Money makes the world go round...
A few years ago, when smart TVs were slowly starting to catch on, I explored the potential for abuse - it's definitely there.
On the one hand, there was the technical feasibility: the use of known technologies - in which there had already been gaps in the past and further gaps could be statistically expected - made attacks likely.
On the opposite side, however, the economic sense: It simply made smart TVs uninteresting as a target of attack: Factors such as the still low penetration, the fragmented platform landscape, and a lack of a business model played the decisive role here.
At the time, we were still joking among colleagues about a possible business model: displaying a blocking message ("Dear viewer, against payment of an amount XY you can continue to watch the game") during the final match of the European Football Championship, for example...
Fun turned serious
Unfortunately, this joke has been caught up with reality. There is now malware for Android-based smart TVs, for normal computers it would be called an extortion Trojan.

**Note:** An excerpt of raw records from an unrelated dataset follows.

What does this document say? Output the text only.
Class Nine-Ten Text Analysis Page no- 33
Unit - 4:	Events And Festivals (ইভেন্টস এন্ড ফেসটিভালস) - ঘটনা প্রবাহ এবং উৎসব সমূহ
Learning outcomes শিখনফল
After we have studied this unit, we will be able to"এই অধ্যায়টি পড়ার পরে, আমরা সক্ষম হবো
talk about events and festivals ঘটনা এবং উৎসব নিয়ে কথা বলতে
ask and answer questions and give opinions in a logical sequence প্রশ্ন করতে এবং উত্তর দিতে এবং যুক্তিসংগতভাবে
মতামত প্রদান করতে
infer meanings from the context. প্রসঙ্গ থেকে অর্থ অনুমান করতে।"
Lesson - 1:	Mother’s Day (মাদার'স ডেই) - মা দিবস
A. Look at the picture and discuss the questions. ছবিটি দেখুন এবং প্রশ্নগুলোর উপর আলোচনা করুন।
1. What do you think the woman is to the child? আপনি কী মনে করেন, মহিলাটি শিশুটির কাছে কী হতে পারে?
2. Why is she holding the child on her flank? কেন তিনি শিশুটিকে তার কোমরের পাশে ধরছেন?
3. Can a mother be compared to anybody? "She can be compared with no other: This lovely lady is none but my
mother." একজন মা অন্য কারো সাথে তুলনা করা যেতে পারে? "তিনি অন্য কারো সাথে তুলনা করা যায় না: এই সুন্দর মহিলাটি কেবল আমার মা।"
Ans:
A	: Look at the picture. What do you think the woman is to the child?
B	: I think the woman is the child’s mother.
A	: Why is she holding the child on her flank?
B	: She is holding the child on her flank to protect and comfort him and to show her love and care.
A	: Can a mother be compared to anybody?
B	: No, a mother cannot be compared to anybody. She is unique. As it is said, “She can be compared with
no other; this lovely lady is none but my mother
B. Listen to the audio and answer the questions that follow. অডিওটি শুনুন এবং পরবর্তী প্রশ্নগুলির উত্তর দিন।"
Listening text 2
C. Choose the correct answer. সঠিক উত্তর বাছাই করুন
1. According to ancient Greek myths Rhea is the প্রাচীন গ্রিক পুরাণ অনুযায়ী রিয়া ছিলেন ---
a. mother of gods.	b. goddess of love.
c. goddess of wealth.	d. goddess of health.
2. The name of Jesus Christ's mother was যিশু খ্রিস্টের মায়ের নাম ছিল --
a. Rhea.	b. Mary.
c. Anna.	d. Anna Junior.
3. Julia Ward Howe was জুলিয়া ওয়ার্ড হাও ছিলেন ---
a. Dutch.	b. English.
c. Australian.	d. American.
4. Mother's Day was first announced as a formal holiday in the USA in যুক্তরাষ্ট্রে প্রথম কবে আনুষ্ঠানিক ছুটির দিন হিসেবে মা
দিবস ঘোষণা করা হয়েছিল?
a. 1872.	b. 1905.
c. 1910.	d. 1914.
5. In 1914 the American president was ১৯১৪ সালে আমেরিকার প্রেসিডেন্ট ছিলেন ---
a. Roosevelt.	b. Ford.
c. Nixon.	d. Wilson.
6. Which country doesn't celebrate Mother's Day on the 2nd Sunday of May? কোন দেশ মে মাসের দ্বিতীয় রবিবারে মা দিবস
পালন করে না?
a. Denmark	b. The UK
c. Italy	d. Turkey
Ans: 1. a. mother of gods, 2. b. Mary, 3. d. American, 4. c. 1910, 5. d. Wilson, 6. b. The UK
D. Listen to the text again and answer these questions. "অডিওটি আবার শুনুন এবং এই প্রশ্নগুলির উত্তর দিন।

It locks the TV and displays an alleged message from the "US Cyber Police". In the message, the viewer is accused of a crime that he has not committed, of course - and from which he can buy his way out by paying iTunes gift cards worth around 200 US dollars.
Exactly the same modus operandi infested PC users not so long ago in the form of the so-called "BKA Trojan".
So why now "all of a sudden after all" smart TVs?
While there were many different platforms in the early days of smart TVs, Android has now become widely accepted. This means that from the cybercriminals' point of view, the ratio of development effort to the number of possible victims is "better".
In addition, they have perfected the development of malware for mobile devices - and thus the learning curve for smart TVs is comparatively low.
And because smart TVs have now sold en masse, the number of potential victims has naturally also increased.
This case illustrates an important lesson with cybercriminals: Not everything that is technically feasible will be done. Just because a system is vulnerable does not necessarily mean that legions of cybercriminals will pounce on it.
From a marketing perspective, the mere existence of a risk is of course reason enough to enter this breach. The decisive aspect is the probability of occurrence! In the case of "normal" attacks, it depends on the possible profit.
We have seen this development many times in the past: Spam, phishing, Trojans, security breaches, personal data. It was only when there was money to be made from it that - to put it casually - things took off.
It was therefore clear from the very beginning of smart TVs that attacks would come as soon as a business model developed or became profitable.
Does this mean that risks whose business model is not yet viable can be ignored?
From the point of view of risk assessment: No! However, the probability of occurrence must be adjusted. So you have to keep an eye on the risk, but you must not make any panic snapshots.
We just need to be aware that sooner or later many endangered technologies will be abused on a large scale. This is also accompanied by the question of "cleanup" that is floating around in many people's heads.
And this is where it gets absolutely unpleasant at the latest. With the smart TV, you might just not be able to watch TV anymore. But while a PC, a mobile device or even a TV might still be able to be restored to a clean state with a reasonable amount of effort, it is becoming increasingly difficult with more and more embedded devices.
On the one hand, these often have neither an interface with which you can still do something, nor is there physical access to them. Just imagine a small generic device that reads sensors and operates actuators - without an interface and deeply integrated into many products.
From the cybercriminals' point of view, this is perhaps paradise. Technically, perhaps only with great effort to compromise - but if successful, priceless!